Getting people to nominate people they knew and who they thought were deserving of carrying the torch created involvement in the torch relay that would have been much harder if they had been chosen by a committee. This handed ownership of the safe passage of the torch to individuals and small communities and not the hands of a faceless organisation.

3. Making all tickets equal

The greatest tickets on earth were the greatest tickets on earth whatever sport you watched and, my God, did you feel that at every venue, whether in the Park or not.

I went to the North Greenwich Arena and the Olympic Park. Both were equal in the excitement that I felt in being part of the Games and both were equal in atmosphere. Anyone I have spoken to, whatever they saw, has had a similar experience.

4. The launch of Join in

When we first started visualising what London 2012 would feel like to be part of, we used an expression: "The space between the stadium and the sofa." Real participation often occurs in the places that aren't necessarily the main stage, and we see this often at festivals. The Join In app was about giving people every opportunity to create the Games wherever they were. Whether that was in their backyards, at live sites, in community centres. The viewing figures speak for themselves, as do the attendance numbers at the live sites. Join In will also live on beyond the Games and be incorporated into legacy activity.

5. Having the ultimate call to action

The Games-time motto "Inspire a generation" was the ultimate call to action for these Olympic and Paralympic Games. It called on all of us to behave in a way that would inspire a generation around the globe as they watched us.

It demanded us to make these Games last way beyond when the noise of the Games abated, it created in us a desire to make sure our children watched and understood the inspiring values of the Games, and it made us want our Games to be remembered for what they gave the future. It called on all of us to get involved. It worked and it trended.

These are lessons our team has learnt and they are infecting the way we think and work.
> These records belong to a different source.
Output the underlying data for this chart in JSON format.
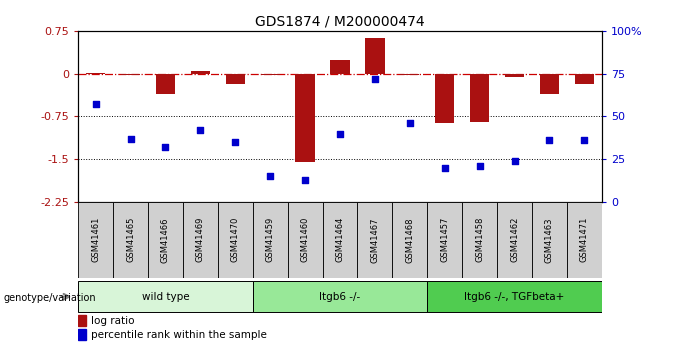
{
  "title": "GDS1874 / M200000474",
  "samples": [
    "GSM41461",
    "GSM41465",
    "GSM41466",
    "GSM41469",
    "GSM41470",
    "GSM41459",
    "GSM41460",
    "GSM41464",
    "GSM41467",
    "GSM41468",
    "GSM41457",
    "GSM41458",
    "GSM41462",
    "GSM41463",
    "GSM41471"
  ],
  "log_ratio": [
    0.02,
    -0.02,
    -0.35,
    0.05,
    -0.18,
    -0.02,
    -1.55,
    0.25,
    0.62,
    -0.02,
    -0.87,
    -0.85,
    -0.05,
    -0.35,
    -0.18
  ],
  "percentile_rank": [
    57,
    37,
    32,
    42,
    35,
    15,
    13,
    40,
    72,
    46,
    20,
    21,
    24,
    36,
    36
  ],
  "groups": [
    {
      "label": "wild type",
      "start": 0,
      "end": 5,
      "color": "#d8f5d8"
    },
    {
      "label": "Itgb6 -/-",
      "start": 5,
      "end": 10,
      "color": "#98e898"
    },
    {
      "label": "Itgb6 -/-, TGFbeta+",
      "start": 10,
      "end": 15,
      "color": "#50cc50"
    }
  ],
  "ylim_left": [
    -2.25,
    0.75
  ],
  "ylim_right": [
    0,
    100
  ],
  "bar_color": "#aa1111",
  "dot_color": "#0000cc",
  "hline_color": "#cc0000",
  "grid_color": "#000000",
  "label_log_ratio": "log ratio",
  "label_percentile": "percentile rank within the sample",
  "genotype_label": "genotype/variation",
  "y_ticks_left": [
    0.75,
    0.0,
    -0.75,
    -1.5,
    -2.25
  ],
  "y_ticks_right": [
    100,
    75,
    50,
    25,
    0
  ],
  "y_tick_labels_right": [
    "100%",
    "75",
    "50",
    "25",
    "0"
  ],
  "sample_box_color": "#d0d0d0",
  "plot_bg": "#ffffff"
}
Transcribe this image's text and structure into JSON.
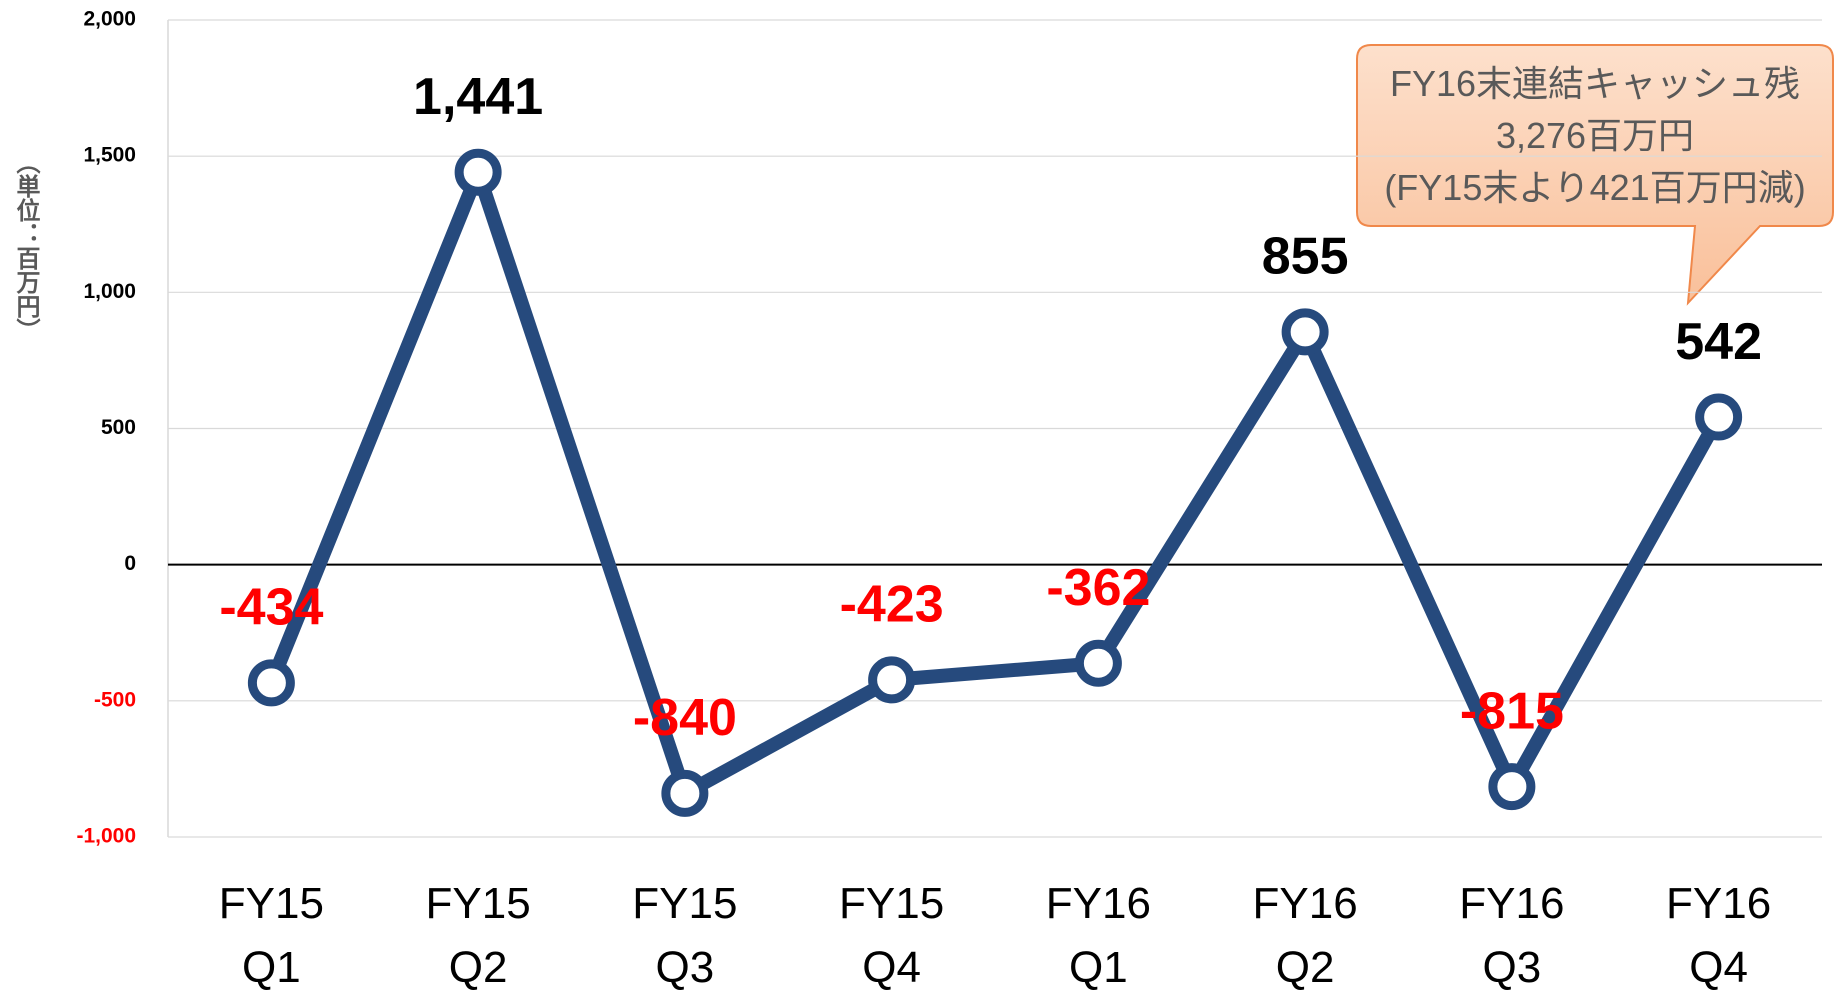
{
  "chart_data": {
    "type": "line",
    "categories": [
      "FY15\nQ1",
      "FY15\nQ2",
      "FY15\nQ3",
      "FY15\nQ4",
      "FY16\nQ1",
      "FY16\nQ2",
      "FY16\nQ3",
      "FY16\nQ4"
    ],
    "series": [
      {
        "color": "#264a7d",
        "values": [
          -434,
          1441,
          -840,
          -423,
          -362,
          855,
          -815,
          542
        ],
        "value_labels": [
          "-434",
          "1,441",
          "-840",
          "-423",
          "-362",
          "855",
          "-815",
          "542"
        ]
      }
    ],
    "ylabel": "（単位：百万円）",
    "ylim": [
      -1000,
      2000
    ],
    "yticks": [
      {
        "value": -1000,
        "label": "-1,000"
      },
      -500,
      0,
      500,
      {
        "value": 1000,
        "label": "1,000"
      },
      {
        "value": 1500,
        "label": "1,500"
      },
      {
        "value": 2000,
        "label": "2,000"
      }
    ],
    "grid": true,
    "negative_color": "#ff0000",
    "annotation": {
      "lines": [
        "FY16末連結キャッシュ残",
        "3,276百万円",
        "(FY15末より421百万円減)"
      ]
    }
  }
}
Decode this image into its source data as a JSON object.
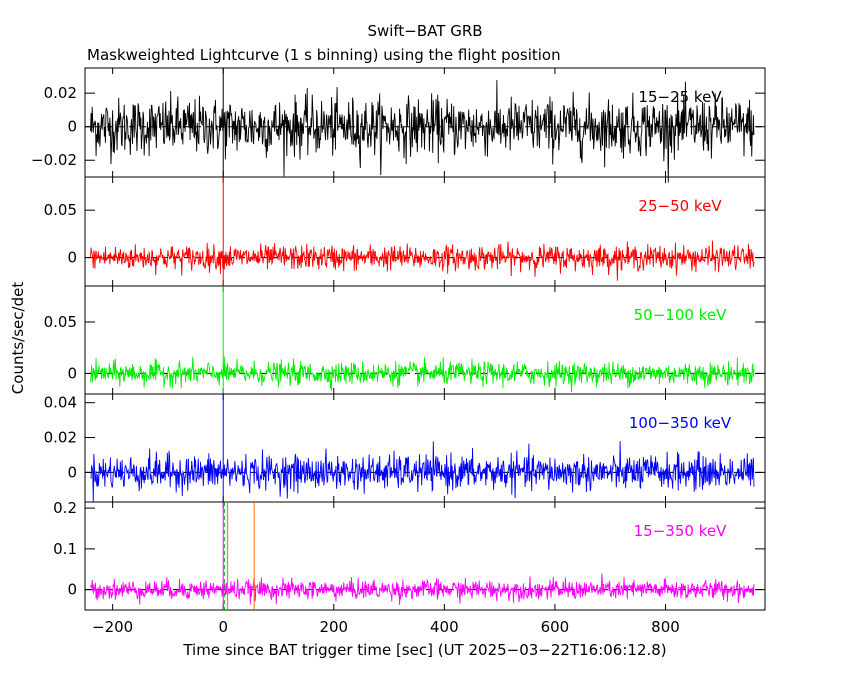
{
  "chart_data": {
    "type": "line",
    "title": "Swift−BAT GRB",
    "subtitle": "Maskweighted Lightcurve (1 s binning) using the flight position",
    "xlabel": "Time since BAT trigger time [sec] (UT 2025−03−22T16:06:12.8)",
    "ylabel": "Counts/sec/det",
    "xlim": [
      -250,
      980
    ],
    "x_ticks": [
      -200,
      0,
      200,
      400,
      600,
      800
    ],
    "x_tick_labels": [
      "−200",
      "0",
      "200",
      "400",
      "600",
      "800"
    ],
    "data_x_range": [
      -240,
      960
    ],
    "binning_sec": 1,
    "trigger_time": 0,
    "panels": [
      {
        "band": "15−25 keV",
        "color": "#000000",
        "ylim": [
          -0.03,
          0.035
        ],
        "y_ticks": [
          -0.02,
          0,
          0.02
        ],
        "y_tick_labels": [
          "−0.02",
          "0",
          "0.02"
        ],
        "noise_sigma": 0.0085,
        "marker_lines": [
          0
        ]
      },
      {
        "band": "25−50 keV",
        "color": "#ff0000",
        "ylim": [
          -0.03,
          0.085
        ],
        "y_ticks": [
          0,
          0.05
        ],
        "y_tick_labels": [
          "0",
          "0.05"
        ],
        "noise_sigma": 0.0065,
        "marker_lines": [
          0
        ]
      },
      {
        "band": "50−100 keV",
        "color": "#00ee00",
        "ylim": [
          -0.02,
          0.085
        ],
        "y_ticks": [
          0,
          0.05
        ],
        "y_tick_labels": [
          "0",
          "0.05"
        ],
        "noise_sigma": 0.0055,
        "marker_lines": [
          0
        ]
      },
      {
        "band": "100−350 keV",
        "color": "#0000ff",
        "ylim": [
          -0.017,
          0.045
        ],
        "y_ticks": [
          0,
          0.02,
          0.04
        ],
        "y_tick_labels": [
          "0",
          "0.02",
          "0.04"
        ],
        "noise_sigma": 0.005,
        "marker_lines": [
          0
        ]
      },
      {
        "band": "15−350 keV",
        "color": "#ff00ff",
        "ylim": [
          -0.05,
          0.215
        ],
        "y_ticks": [
          0,
          0.1,
          0.2
        ],
        "y_tick_labels": [
          "0",
          "0.1",
          "0.2"
        ],
        "noise_sigma": 0.012,
        "marker_lines": [
          0
        ],
        "extra_markers": [
          {
            "x": 2,
            "color": "#00aa00",
            "dashed": true
          },
          {
            "x": 8,
            "color": "#ff6600"
          },
          {
            "x": 56,
            "color": "#ff6600"
          }
        ]
      }
    ]
  }
}
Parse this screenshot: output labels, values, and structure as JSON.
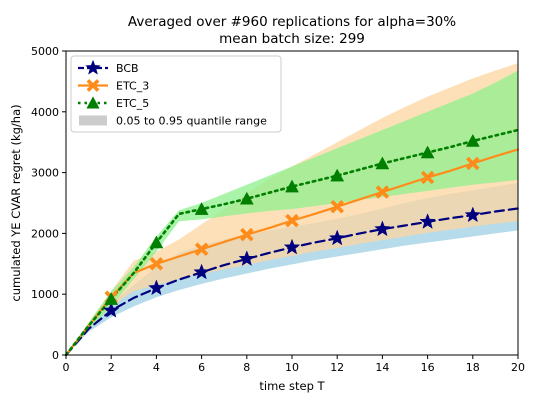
{
  "chart_data": {
    "type": "line",
    "title_line1": "Averaged over #960 replications for alpha=30%",
    "title_line2": "mean batch size: 299",
    "xlabel": "time step T",
    "ylabel": "cumulated YE CVAR regret (kg/ha)",
    "xlim": [
      0,
      20
    ],
    "ylim": [
      0,
      5000
    ],
    "xticks": [
      0,
      2,
      4,
      6,
      8,
      10,
      12,
      14,
      16,
      18,
      20
    ],
    "yticks": [
      0,
      1000,
      2000,
      3000,
      4000,
      5000
    ],
    "grid": false,
    "legend_position": "top-left",
    "band_legend_label": "0.05 to 0.95 quantile range",
    "x": [
      0,
      1,
      2,
      3,
      4,
      5,
      6,
      7,
      8,
      9,
      10,
      11,
      12,
      13,
      14,
      15,
      16,
      17,
      18,
      19,
      20
    ],
    "series": [
      {
        "name": "BCB",
        "color": "#00007f",
        "band_color": "#9ecfe3",
        "linestyle": "dashed",
        "marker": "star",
        "marker_x": [
          2,
          4,
          6,
          8,
          10,
          12,
          14,
          16,
          18
        ],
        "values": [
          0,
          430,
          730,
          940,
          1100,
          1240,
          1360,
          1480,
          1580,
          1680,
          1770,
          1850,
          1920,
          2000,
          2070,
          2130,
          2190,
          2250,
          2300,
          2360,
          2410
        ],
        "band_low": [
          0,
          380,
          620,
          800,
          950,
          1070,
          1170,
          1260,
          1340,
          1420,
          1490,
          1560,
          1620,
          1680,
          1740,
          1800,
          1850,
          1900,
          1950,
          2000,
          2050
        ],
        "band_high": [
          0,
          480,
          850,
          1150,
          1450,
          1680,
          1800,
          1900,
          1980,
          2050,
          2110,
          2170,
          2240,
          2320,
          2410,
          2500,
          2580,
          2650,
          2710,
          2770,
          2830
        ]
      },
      {
        "name": "ETC_3",
        "color": "#ff8c1a",
        "band_color": "#fcd5a0",
        "linestyle": "solid",
        "marker": "x-filled",
        "marker_x": [
          2,
          4,
          6,
          8,
          10,
          12,
          14,
          16,
          18
        ],
        "values": [
          0,
          480,
          950,
          1350,
          1500,
          1620,
          1740,
          1860,
          1980,
          2090,
          2210,
          2320,
          2440,
          2560,
          2680,
          2800,
          2920,
          3030,
          3150,
          3270,
          3380
        ],
        "band_low": [
          0,
          430,
          800,
          1050,
          1150,
          1250,
          1330,
          1410,
          1480,
          1560,
          1630,
          1700,
          1760,
          1830,
          1890,
          1950,
          2010,
          2060,
          2110,
          2160,
          2200
        ],
        "band_high": [
          0,
          530,
          1050,
          1550,
          1700,
          1900,
          2150,
          2400,
          2650,
          2900,
          3100,
          3300,
          3500,
          3700,
          3900,
          4080,
          4250,
          4400,
          4550,
          4680,
          4800
        ]
      },
      {
        "name": "ETC_5",
        "color": "#007f00",
        "band_color": "#8ef08e",
        "linestyle": "dotted",
        "marker": "triangle-up",
        "marker_x": [
          2,
          4,
          6,
          8,
          10,
          12,
          14,
          16,
          18
        ],
        "values": [
          0,
          480,
          920,
          1350,
          1850,
          2320,
          2400,
          2480,
          2570,
          2670,
          2770,
          2860,
          2950,
          3050,
          3150,
          3240,
          3330,
          3420,
          3520,
          3610,
          3700
        ],
        "band_low": [
          0,
          430,
          800,
          1250,
          1700,
          2200,
          2230,
          2280,
          2330,
          2370,
          2400,
          2450,
          2500,
          2550,
          2600,
          2650,
          2700,
          2750,
          2800,
          2840,
          2880
        ],
        "band_high": [
          0,
          530,
          1050,
          1450,
          1950,
          2380,
          2500,
          2650,
          2800,
          2950,
          3100,
          3250,
          3400,
          3550,
          3700,
          3850,
          4000,
          4150,
          4300,
          4480,
          4680
        ]
      }
    ]
  }
}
But being part of this extraordinary festival of human endeavour has also changed the way we are living as a company. We are pioneering our community programme, sustainability has become an integral part of the way we think, we are much more focused on building campaigns that are genuinely participative and human. London 2012 has, without a doubt, changed us for the better.

I have been told that every great story must have a pivotal moment when the protagonist chooses (or not) to win their dream. We saw, and have yet to see, so many of Team GB win theirs but, more than that, I hope we saw a nation win the right to its dreams. How we move forward and solidify and achieve this is a story yet to be told. But let's not forget to use the collective efforts of this beautifully creative nation to live up to the motto of "Inspire a generation" and let's make sure, when we are telling it, that it is by everyone, for everyone. Which, after all, is the true meaning of integration.

Nikki Crumpton is the chief strategy officer at McCann Worldgroup.